OLD VINES are not NEW. Grow up “trend-making” New World!
/As I have sat back and watched this wine industry evolve over the past 25 years (I started my career very young!)… it never fails to amaze me how often New World “trends” are just things that quality Old World wine makers have ALWAYS done. It’s like watching teenagers ignore the advice of their experienced parents and go off to make all of the same mistakes. When they finally figure out that perhaps their parents were correct, they act as though they have “invented” the answer. I want to scream, “I TOLD YOU SO!”
The latest trend to piss me off is South Africa’s OLD VINE PROJECT and its accompanying certification programme. The vines have to be at least 35 years old. For xxxx sake, that’s nothing in Europe – it’s a baby. Do these people ever travel and educate themselves? I remember my first trip to Napa and watching 20 year-old vines being pulled because they were “too old” and were not producing enough fruit for the yield –hungry mentality. I was horrified, as my classic education had taught me that the vines were only just getting interesting at 20. Like people, actually.

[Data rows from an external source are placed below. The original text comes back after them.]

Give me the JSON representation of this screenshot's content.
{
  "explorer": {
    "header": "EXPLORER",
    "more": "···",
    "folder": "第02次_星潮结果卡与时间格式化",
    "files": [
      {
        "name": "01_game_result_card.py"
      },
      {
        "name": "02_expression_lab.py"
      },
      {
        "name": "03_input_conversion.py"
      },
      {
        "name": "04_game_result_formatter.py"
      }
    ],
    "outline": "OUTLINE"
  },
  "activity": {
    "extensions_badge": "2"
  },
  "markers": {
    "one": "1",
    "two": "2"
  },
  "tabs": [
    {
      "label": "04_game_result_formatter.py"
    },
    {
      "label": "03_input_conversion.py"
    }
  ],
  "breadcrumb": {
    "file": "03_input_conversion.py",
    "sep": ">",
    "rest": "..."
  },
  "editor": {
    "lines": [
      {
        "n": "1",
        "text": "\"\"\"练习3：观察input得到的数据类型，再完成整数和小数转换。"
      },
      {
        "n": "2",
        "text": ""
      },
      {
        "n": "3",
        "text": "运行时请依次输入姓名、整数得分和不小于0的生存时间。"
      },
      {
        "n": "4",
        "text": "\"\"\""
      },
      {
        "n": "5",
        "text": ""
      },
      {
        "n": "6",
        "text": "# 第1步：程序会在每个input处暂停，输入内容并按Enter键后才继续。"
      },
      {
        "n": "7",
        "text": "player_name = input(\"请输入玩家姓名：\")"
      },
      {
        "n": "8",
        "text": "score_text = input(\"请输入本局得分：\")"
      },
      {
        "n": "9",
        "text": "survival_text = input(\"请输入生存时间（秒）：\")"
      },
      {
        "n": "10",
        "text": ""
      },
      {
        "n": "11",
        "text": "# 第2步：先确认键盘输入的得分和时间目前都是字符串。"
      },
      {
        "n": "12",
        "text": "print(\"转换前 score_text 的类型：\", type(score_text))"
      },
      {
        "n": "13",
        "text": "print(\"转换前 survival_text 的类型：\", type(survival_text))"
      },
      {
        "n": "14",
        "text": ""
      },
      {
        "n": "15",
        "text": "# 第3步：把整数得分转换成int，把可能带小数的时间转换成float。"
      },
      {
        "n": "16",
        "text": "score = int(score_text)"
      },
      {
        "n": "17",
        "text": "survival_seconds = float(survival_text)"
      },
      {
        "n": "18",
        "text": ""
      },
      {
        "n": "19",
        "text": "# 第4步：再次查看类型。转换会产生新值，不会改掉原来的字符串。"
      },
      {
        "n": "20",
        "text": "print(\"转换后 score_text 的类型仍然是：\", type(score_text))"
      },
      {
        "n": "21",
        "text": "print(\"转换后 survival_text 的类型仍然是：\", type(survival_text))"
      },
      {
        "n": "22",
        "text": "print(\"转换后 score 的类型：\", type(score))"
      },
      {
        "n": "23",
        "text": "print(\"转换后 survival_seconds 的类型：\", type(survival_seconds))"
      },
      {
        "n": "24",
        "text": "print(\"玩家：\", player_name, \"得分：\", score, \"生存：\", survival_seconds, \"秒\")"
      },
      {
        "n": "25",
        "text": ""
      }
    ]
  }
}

The most frustrating thing is that the Old World producers have quietly been going about their business and the consumer has no idea what really is entailed in quality wine production, so if some flash New World wine association comes along and does a PR-job on how smaller yields are better, or how organic, natural wines are set to take the world by storm, or how they are now planting on hillsides and not in valleys, or are favouring indigenous yeasts, or are dry farming, etc., the poor consumer, understandably, gives all the credit to the New World teen-age trend-setter. Ack! I just wish that they would hurry and grow up.